Administration officials, The Post's David Nakamura reported, said the decision was made by the Secret Service, which estimated that ending the tours would save $74,000 in weekly overtime costs. Why overtime is needed for the self-guided tours that are plotted out with plenty of advance notice is anybody's guess. But even accepting the explanation by a Secret Service spokesman that the decision involved a broader reassignment of officers to minimize furloughs, is the $2 million that's estimated to be saved through September really worth the price of shutting Americans out of 1600 Pennsylvania Ave.?
The Post's criticism ignores the plethora of budget cuts to critical government services that have taken effect since March 1. While the paper's news coverage has reflected the harm these cuts have on the country's most vulnerable populations, the editorial board has turned a blind eye to them.
The Post isn't the only media outlet focusing on White House tours in the wake of sequestration. As ThinkProgress pointed out, major cable news networks like Fox News, CNN, and MSNBC have mentioned the tour cancellations 33 times as often as other effects.

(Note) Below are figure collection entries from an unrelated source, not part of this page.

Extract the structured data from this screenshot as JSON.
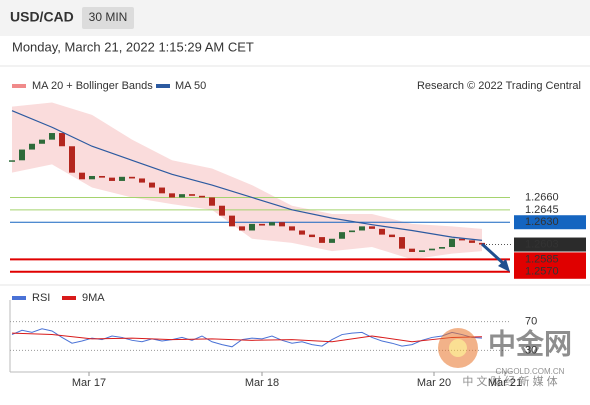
{
  "header": {
    "symbol": "USD/CAD",
    "interval": "30 MIN",
    "datetime": "Monday, March 21, 2022 1:15:29 AM CET",
    "credit": "Research © 2022 Trading Central"
  },
  "watermark": {
    "logo": "中金网",
    "domain": "CNGOLD.COM.CN",
    "slogan": "中 文 财 经 新 媒 体"
  },
  "chart_data": [
    {
      "type": "candlestick",
      "xlim": [
        -0.2,
        49.8
      ],
      "xticks": [
        {
          "value": 7.7,
          "label": "Mar 17"
        },
        {
          "value": 25,
          "label": "Mar 18"
        },
        {
          "value": 42.2,
          "label": "Mar 20"
        },
        {
          "value": 49.3,
          "label": "Mar 21"
        }
      ],
      "ylim": [
        1.2554,
        1.2778
      ],
      "up_color": "#2e6b3a",
      "down_color": "#b3261e",
      "close": [
        1.2705,
        1.2718,
        1.2725,
        1.273,
        1.2738,
        1.2722,
        1.269,
        1.2682,
        1.2686,
        1.2684,
        1.268,
        1.2685,
        1.2683,
        1.2678,
        1.2672,
        1.2665,
        1.266,
        1.2664,
        1.2662,
        1.266,
        1.265,
        1.2638,
        1.2625,
        1.262,
        1.2628,
        1.2626,
        1.263,
        1.2625,
        1.262,
        1.2615,
        1.2612,
        1.2605,
        1.261,
        1.2618,
        1.262,
        1.2625,
        1.2622,
        1.2615,
        1.2612,
        1.2598,
        1.2594,
        1.2596,
        1.2598,
        1.26,
        1.261,
        1.2608,
        1.2605,
        1.2603
      ],
      "bands": {
        "name": "MA 20 + Bollinger Bands",
        "color": "#f08a8a",
        "x": [
          0,
          4,
          8,
          12,
          16,
          20,
          24,
          28,
          32,
          36,
          40,
          44,
          47
        ],
        "upper": [
          1.277,
          1.2775,
          1.276,
          1.273,
          1.2705,
          1.2695,
          1.2675,
          1.265,
          1.264,
          1.264,
          1.2628,
          1.2625,
          1.2622
        ],
        "lower": [
          1.269,
          1.27,
          1.2672,
          1.266,
          1.2652,
          1.2645,
          1.261,
          1.2605,
          1.2595,
          1.26,
          1.2585,
          1.2592,
          1.2595
        ]
      },
      "series": [
        {
          "name": "MA 50",
          "color": "#2c5aa0",
          "x": [
            0,
            4,
            8,
            12,
            16,
            20,
            24,
            28,
            32,
            36,
            40,
            44,
            47
          ],
          "values": [
            1.2765,
            1.2745,
            1.2722,
            1.2705,
            1.2688,
            1.2675,
            1.266,
            1.2645,
            1.2635,
            1.2627,
            1.262,
            1.2612,
            1.2608
          ]
        }
      ],
      "levels": [
        {
          "value": 1.266,
          "label": "1.2660",
          "color": "#7cb342",
          "kind": "text"
        },
        {
          "value": 1.2645,
          "label": "1.2645",
          "color": "#7cb342",
          "kind": "text"
        },
        {
          "value": 1.263,
          "label": "1.2630",
          "color": "#1565c0",
          "kind": "box"
        },
        {
          "value": 1.2603,
          "label": "1.2603",
          "color": "#2b2b2b",
          "kind": "box"
        },
        {
          "value": 1.2585,
          "label": "1.2585",
          "color": "#e00000",
          "kind": "box"
        },
        {
          "value": 1.257,
          "label": "1.2570",
          "color": "#e00000",
          "kind": "box"
        }
      ]
    },
    {
      "type": "line",
      "ylim": [
        0,
        100
      ],
      "yticks": [
        30,
        70
      ],
      "series": [
        {
          "name": "RSI",
          "color": "#4a72d6",
          "x": [
            0,
            1,
            2,
            3,
            4,
            5,
            6,
            7,
            8,
            9,
            10,
            11,
            12,
            13,
            14,
            15,
            16,
            17,
            18,
            19,
            20,
            21,
            22,
            23,
            24,
            25,
            26,
            27,
            28,
            29,
            30,
            31,
            32,
            33,
            34,
            35,
            36,
            37,
            38,
            39,
            40,
            41,
            42,
            43,
            44,
            45,
            46,
            47
          ],
          "values": [
            52,
            58,
            55,
            60,
            57,
            48,
            40,
            43,
            47,
            45,
            50,
            48,
            44,
            42,
            46,
            43,
            45,
            48,
            44,
            50,
            42,
            38,
            35,
            45,
            47,
            46,
            50,
            44,
            40,
            42,
            38,
            36,
            45,
            52,
            54,
            55,
            48,
            43,
            40,
            36,
            38,
            44,
            48,
            50,
            55,
            52,
            48,
            47
          ]
        },
        {
          "name": "9MA",
          "color": "#d81b1b",
          "x": [
            0,
            4,
            8,
            12,
            16,
            20,
            24,
            28,
            32,
            36,
            40,
            44,
            47
          ],
          "values": [
            54,
            52,
            46,
            47,
            45,
            46,
            44,
            45,
            42,
            50,
            42,
            48,
            49
          ]
        }
      ]
    }
  ]
}
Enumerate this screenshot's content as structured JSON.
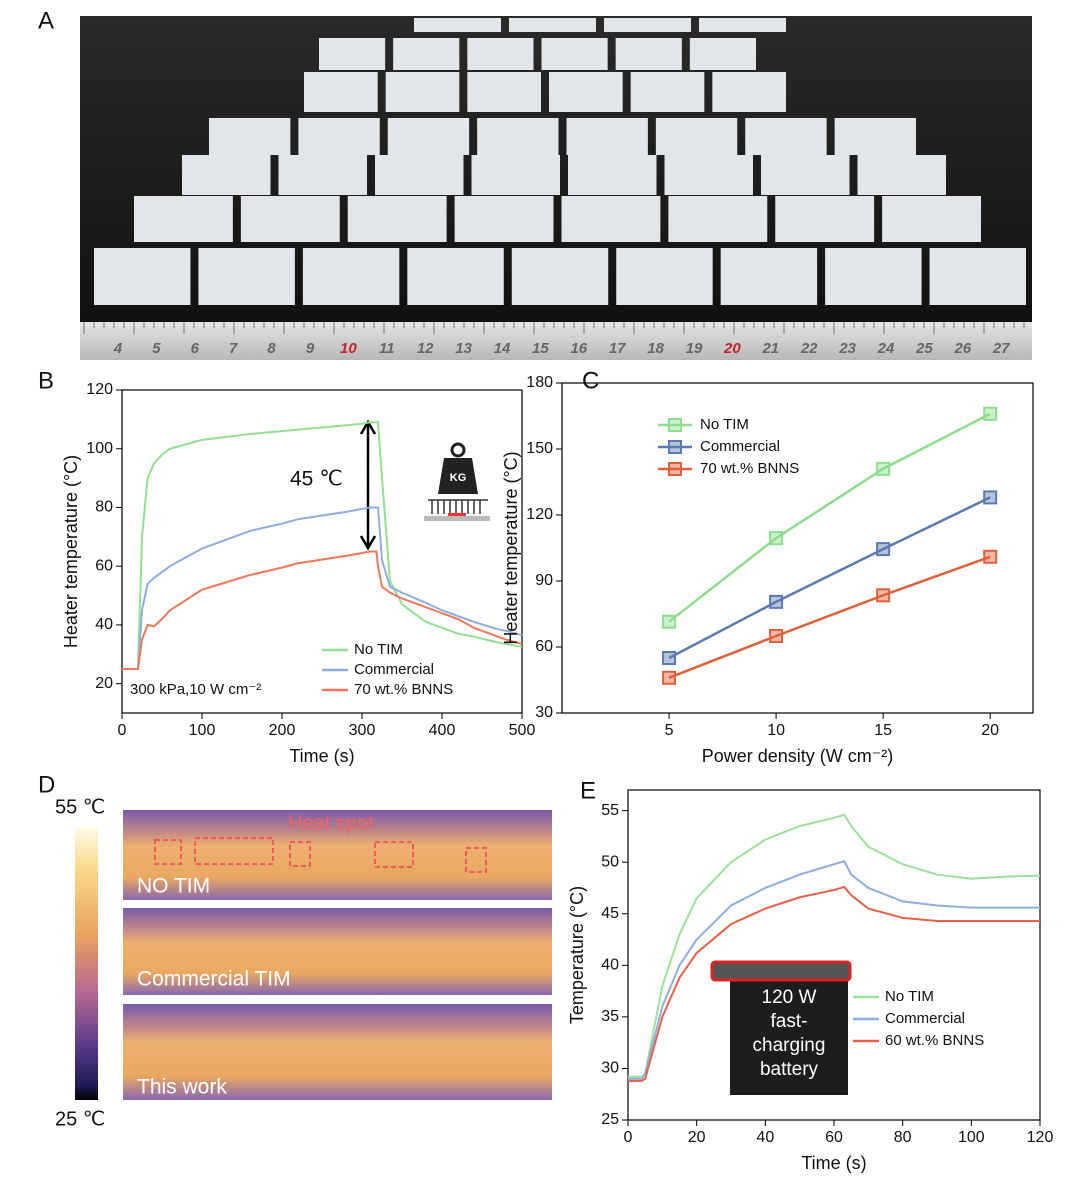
{
  "panel_labels": [
    "A",
    "B",
    "C",
    "D",
    "E"
  ],
  "photo": {
    "ruler_labels": [
      "4",
      "5",
      "6",
      "7",
      "8",
      "9",
      "10",
      "11",
      "12",
      "13",
      "14",
      "15",
      "16",
      "17",
      "18",
      "19",
      "20",
      "21",
      "22",
      "23",
      "24",
      "25",
      "26",
      "27"
    ],
    "ruler_label_colors": [
      "#666",
      "#666",
      "#666",
      "#666",
      "#666",
      "#666",
      "#c0262e",
      "#666",
      "#666",
      "#666",
      "#666",
      "#666",
      "#666",
      "#666",
      "#666",
      "#666",
      "#c0262e",
      "#666",
      "#666",
      "#666",
      "#666",
      "#666",
      "#666",
      "#666"
    ]
  },
  "thermal": {
    "scale_max": "55 ℃",
    "scale_min": "25 ℃",
    "annotation": "Heat spot",
    "captions": [
      "NO TIM",
      "Commercial TIM",
      "This work"
    ]
  },
  "chart_data": [
    {
      "type": "line",
      "xlabel": "Time (s)",
      "ylabel": "Heater temperature (°C)",
      "xlim": [
        0,
        500
      ],
      "xticks": [
        0,
        100,
        200,
        300,
        400,
        500
      ],
      "ylim": [
        10,
        120
      ],
      "yticks": [
        20,
        40,
        60,
        80,
        100,
        120
      ],
      "legend": "lower right",
      "x": [
        0,
        20,
        25,
        32,
        40,
        50,
        60,
        100,
        160,
        200,
        220,
        280,
        300,
        310,
        318,
        320,
        325,
        335,
        350,
        380,
        400,
        420,
        440,
        470,
        480,
        500
      ],
      "series": [
        {
          "name": "No TIM",
          "color": "#93e093",
          "values": [
            25,
            25,
            70,
            90,
            95,
            98,
            100,
            103,
            105,
            106,
            106.5,
            108,
            108.5,
            109,
            109,
            109,
            90,
            55,
            47,
            41,
            39,
            37,
            36,
            34,
            33.5,
            32.5
          ]
        },
        {
          "name": "Commercial",
          "color": "#8eaee0",
          "values": [
            25,
            25,
            45,
            54,
            56,
            58,
            60,
            66,
            72,
            74.5,
            76,
            78.5,
            79.5,
            80,
            80,
            80,
            62,
            53,
            51,
            47.5,
            45,
            43,
            41,
            38.5,
            38,
            36.5
          ]
        },
        {
          "name": "70 wt.% BNNS",
          "color": "#f0785a",
          "values": [
            25,
            25,
            35,
            40,
            39.5,
            42,
            45,
            52,
            57,
            59.5,
            61,
            63.5,
            64.5,
            65,
            65,
            60,
            53,
            51,
            49,
            46,
            44,
            42,
            39,
            36,
            35,
            33.5
          ]
        }
      ],
      "annotations": [
        "45 ℃",
        "300 kPa,10 W cm⁻²"
      ]
    },
    {
      "type": "line",
      "markers": "square",
      "xlabel": "Power density (W cm⁻²)",
      "ylabel": "Heater temperature (°C)",
      "xlim": [
        0,
        22
      ],
      "xticks": [
        5,
        10,
        15,
        20
      ],
      "ylim": [
        30,
        180
      ],
      "yticks": [
        30,
        60,
        90,
        120,
        150,
        180
      ],
      "legend": "upper left",
      "x": [
        5,
        10,
        15,
        20
      ],
      "series": [
        {
          "name": "No TIM",
          "color": "#8edc8e",
          "values": [
            71.5,
            109.5,
            141,
            166
          ]
        },
        {
          "name": "Commercial",
          "color": "#5b7bb0",
          "values": [
            55,
            80.5,
            104.5,
            128
          ]
        },
        {
          "name": "70 wt.% BNNS",
          "color": "#e0603a",
          "values": [
            46,
            65,
            83.5,
            101
          ]
        }
      ]
    },
    {
      "type": "line",
      "xlabel": "Time (s)",
      "ylabel": "Temperature (°C)",
      "xlim": [
        0,
        120
      ],
      "xticks": [
        0,
        20,
        40,
        60,
        80,
        100,
        120
      ],
      "ylim": [
        25,
        57
      ],
      "yticks": [
        25,
        30,
        35,
        40,
        45,
        50,
        55
      ],
      "legend": "lower right",
      "x": [
        0,
        4,
        5,
        10,
        15,
        20,
        30,
        40,
        50,
        60,
        63,
        65,
        70,
        80,
        90,
        100,
        110,
        120
      ],
      "series": [
        {
          "name": "No TIM",
          "color": "#9ae29a",
          "values": [
            29.2,
            29.2,
            29.5,
            38,
            43,
            46.5,
            50,
            52.2,
            53.5,
            54.3,
            54.6,
            53.5,
            51.5,
            49.8,
            48.8,
            48.4,
            48.6,
            48.7
          ]
        },
        {
          "name": "Commercial",
          "color": "#8eaee0",
          "values": [
            29,
            29,
            29.5,
            36,
            40,
            42.5,
            45.8,
            47.5,
            48.8,
            49.8,
            50.1,
            48.8,
            47.5,
            46.2,
            45.8,
            45.6,
            45.6,
            45.6
          ]
        },
        {
          "name": "60 wt.% BNNS",
          "color": "#e8604a",
          "values": [
            28.8,
            28.8,
            29,
            35,
            38.8,
            41.2,
            44,
            45.5,
            46.6,
            47.3,
            47.6,
            46.8,
            45.5,
            44.6,
            44.3,
            44.3,
            44.3,
            44.3
          ]
        }
      ],
      "annotations": [
        "120 W",
        "fast-",
        "charging",
        "battery"
      ]
    }
  ]
}
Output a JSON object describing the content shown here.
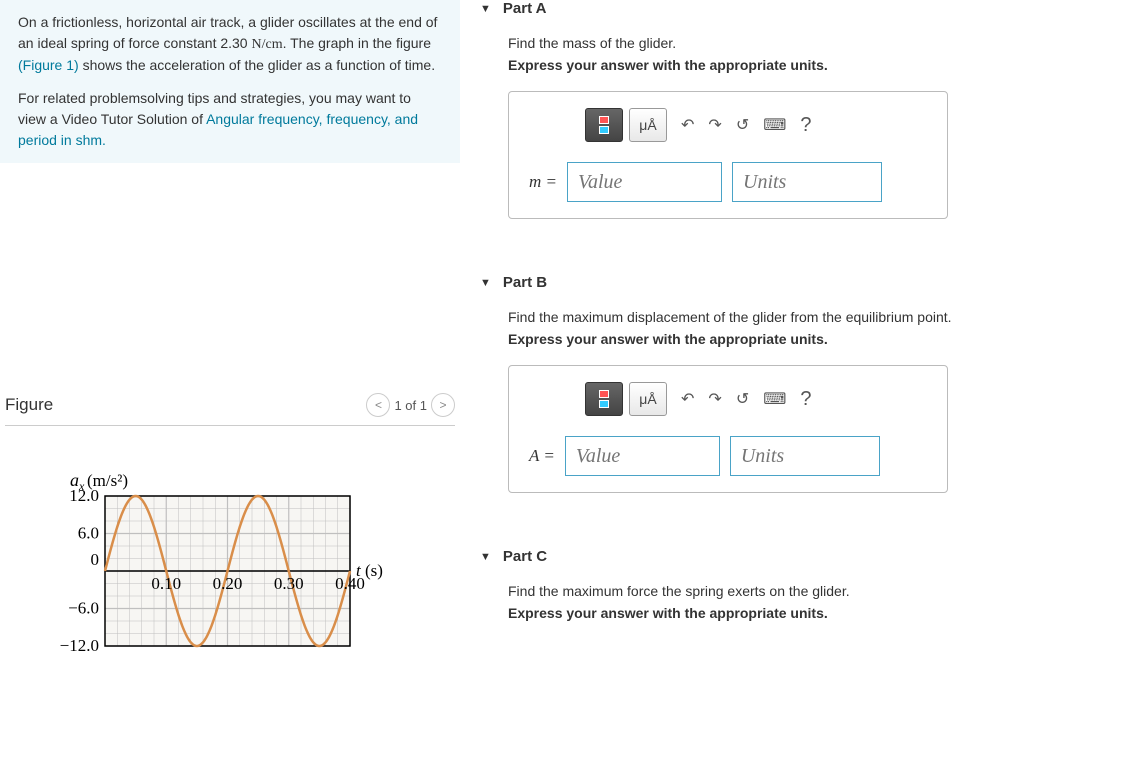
{
  "problem": {
    "text_prefix": "On a frictionless, horizontal air track, a glider oscillates at the end of an ideal spring of force constant 2.30 ",
    "units_inline": "N/cm",
    "text_mid": ". The graph in the figure ",
    "figure_link": "(Figure 1)",
    "text_after_fig": " shows the acceleration of the glider as a function of time.",
    "related_prefix": "For related problemsolving tips and strategies, you may want to view a Video Tutor Solution of ",
    "related_link": "Angular frequency, frequency, and period in shm."
  },
  "figure": {
    "title": "Figure",
    "nav_label": "1 of 1",
    "graph": {
      "y_label": "aₓ (m/s²)",
      "x_label": "t (s)",
      "y_ticks": [
        "12.0",
        "6.0",
        "0",
        "−6.0",
        "−12.0"
      ],
      "y_tick_values": [
        12,
        6,
        0,
        -6,
        -12
      ],
      "x_ticks": [
        "0.10",
        "0.20",
        "0.30",
        "0.40"
      ],
      "x_tick_values": [
        0.1,
        0.2,
        0.3,
        0.4
      ],
      "xlim": [
        0,
        0.4
      ],
      "ylim": [
        -12,
        12
      ],
      "amplitude": 12,
      "period": 0.2,
      "curve_color": "#d98e4a",
      "axis_color": "#000000",
      "grid_color": "#bfbfbf",
      "background_color": "#f7f6f3"
    }
  },
  "parts": {
    "a": {
      "title": "Part A",
      "prompt": "Find the mass of the glider.",
      "instruction": "Express your answer with the appropriate units.",
      "var_label": "m =",
      "value_placeholder": "Value",
      "units_placeholder": "Units"
    },
    "b": {
      "title": "Part B",
      "prompt": "Find the maximum displacement of the glider from the equilibrium point.",
      "instruction": "Express your answer with the appropriate units.",
      "var_label": "A =",
      "value_placeholder": "Value",
      "units_placeholder": "Units"
    },
    "c": {
      "title": "Part C",
      "prompt": "Find the maximum force the spring exerts on the glider.",
      "instruction": "Express your answer with the appropriate units."
    }
  },
  "toolbar": {
    "mu_a": "μÅ",
    "undo": "↶",
    "redo": "↷",
    "reset": "↺",
    "keyboard": "⌨",
    "help": "?"
  }
}
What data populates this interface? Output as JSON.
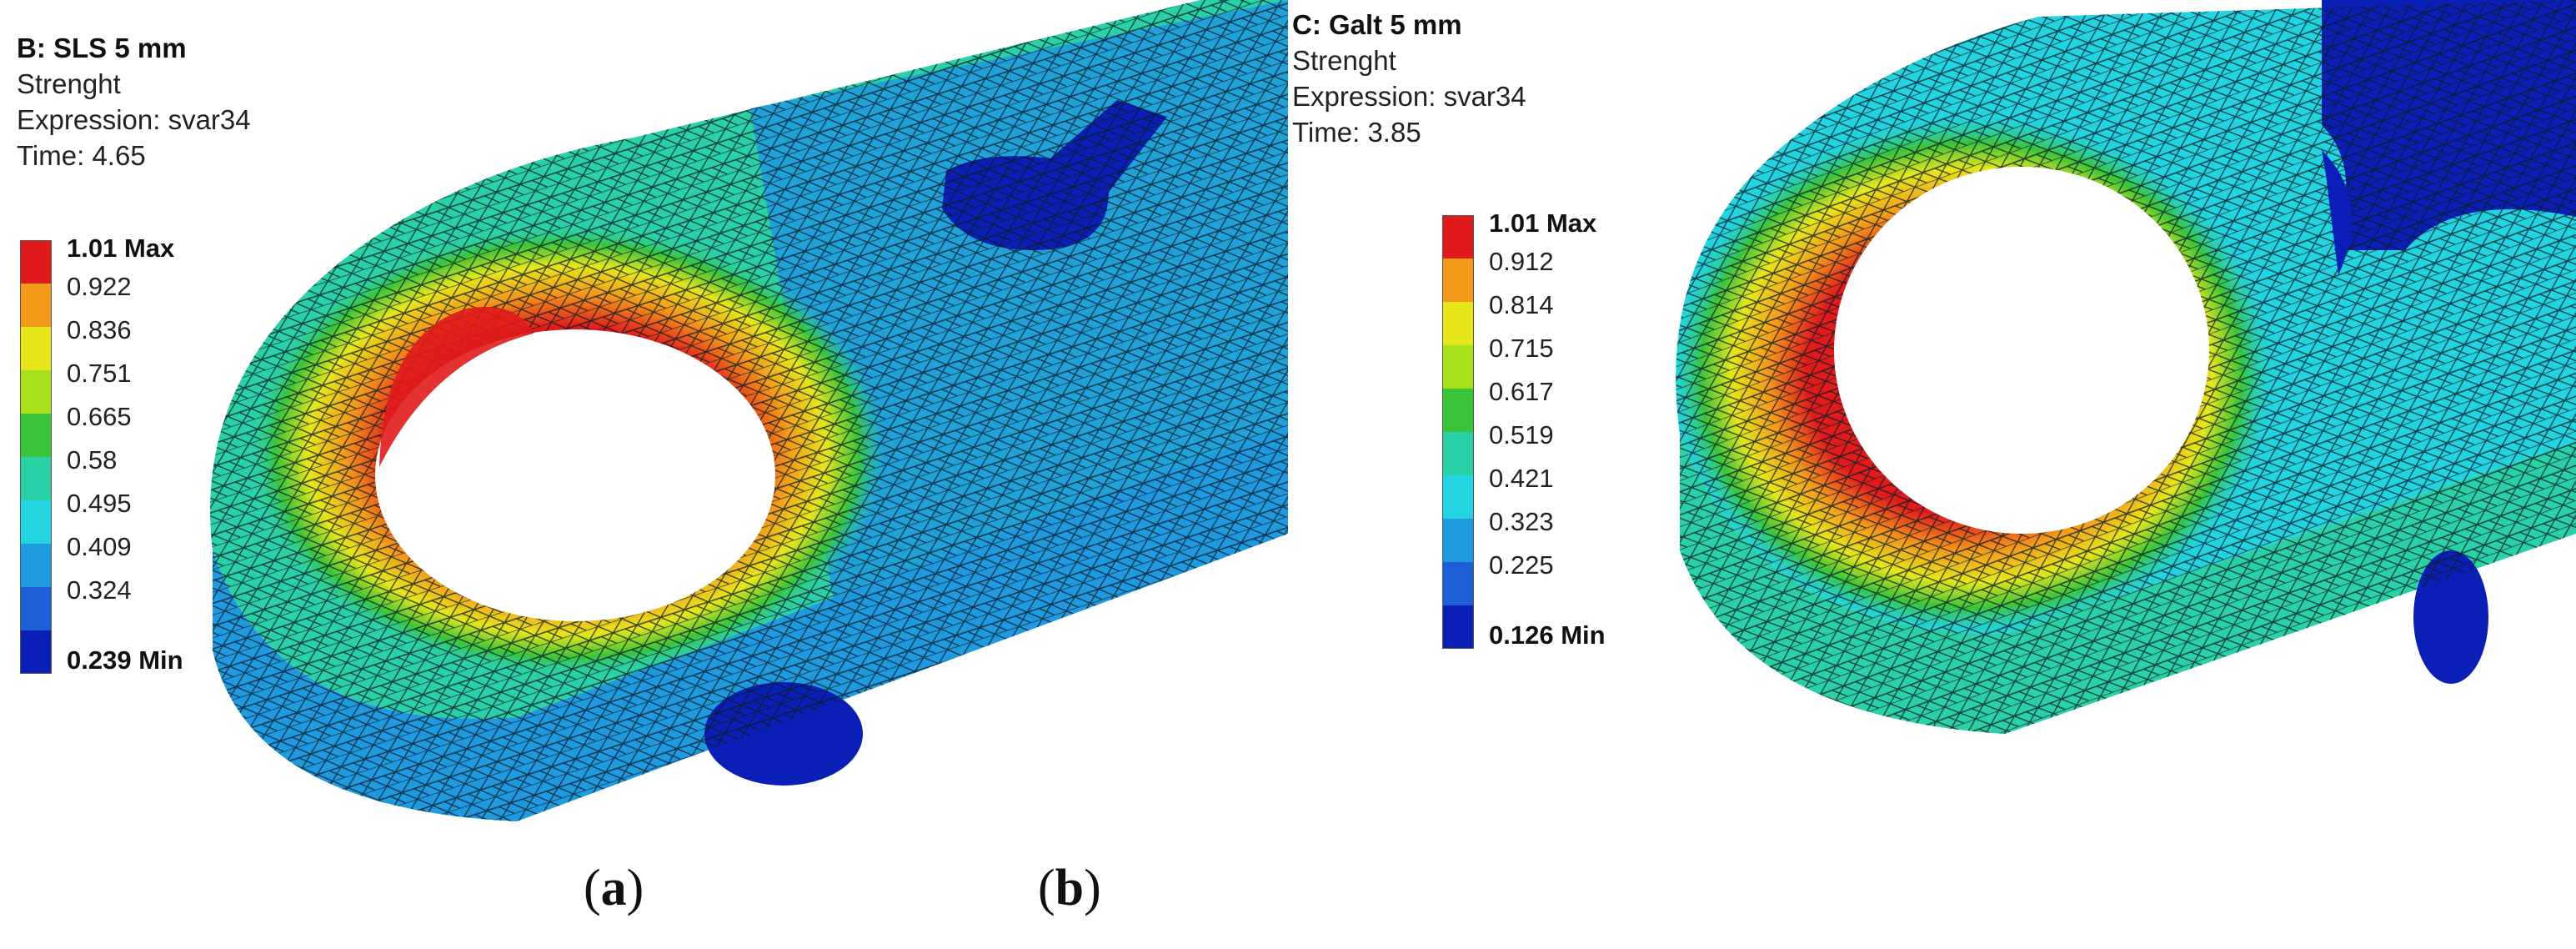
{
  "panels": [
    {
      "id": "a",
      "title": "B: SLS 5 mm",
      "result": "Strenght",
      "expression": "Expression: svar34",
      "time": "Time: 4.65",
      "legend": [
        "1.01 Max",
        "0.922",
        "0.836",
        "0.751",
        "0.665",
        "0.58",
        "0.495",
        "0.409",
        "0.324",
        "0.239 Min"
      ],
      "caption": {
        "open": "(",
        "letter": "a",
        "close": ")"
      }
    },
    {
      "id": "b",
      "title": "C: Galt 5 mm",
      "result": "Strenght",
      "expression": "Expression: svar34",
      "time": "Time: 3.85",
      "legend": [
        "1.01 Max",
        "0.912",
        "0.814",
        "0.715",
        "0.617",
        "0.519",
        "0.421",
        "0.323",
        "0.225",
        "0.126 Min"
      ],
      "caption": {
        "open": "(",
        "letter": "b",
        "close": ")"
      }
    }
  ],
  "colors": {
    "scale": [
      "#e11b1b",
      "#f39a1a",
      "#e6e61a",
      "#a8e01c",
      "#3ac43a",
      "#2bd1a6",
      "#22d3e0",
      "#1f9ae0",
      "#1c5fd6",
      "#0a1fb5"
    ],
    "mesh_line": "#0b1a26",
    "background": "#ffffff"
  }
}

Meanwhile, regional newspapers have picked up on some of these real sequester impacts overlooked by many national media outlets: cuts like reductions in military tuition assistance, decreased funding for volunteer programs like VISTA and Americorps, and slashes in healthcare spending.
Local officials from across the country are in the Post's backyard this week, lobbying Congress to pay attention to the devastation being wrought on municipal governments' ability to provide basic services like paving sidewalks, mitigating damage from natural disasters, and providing school lunches to students.
When will the Post's editorial pages accurately reflect the effects of the sequester storm?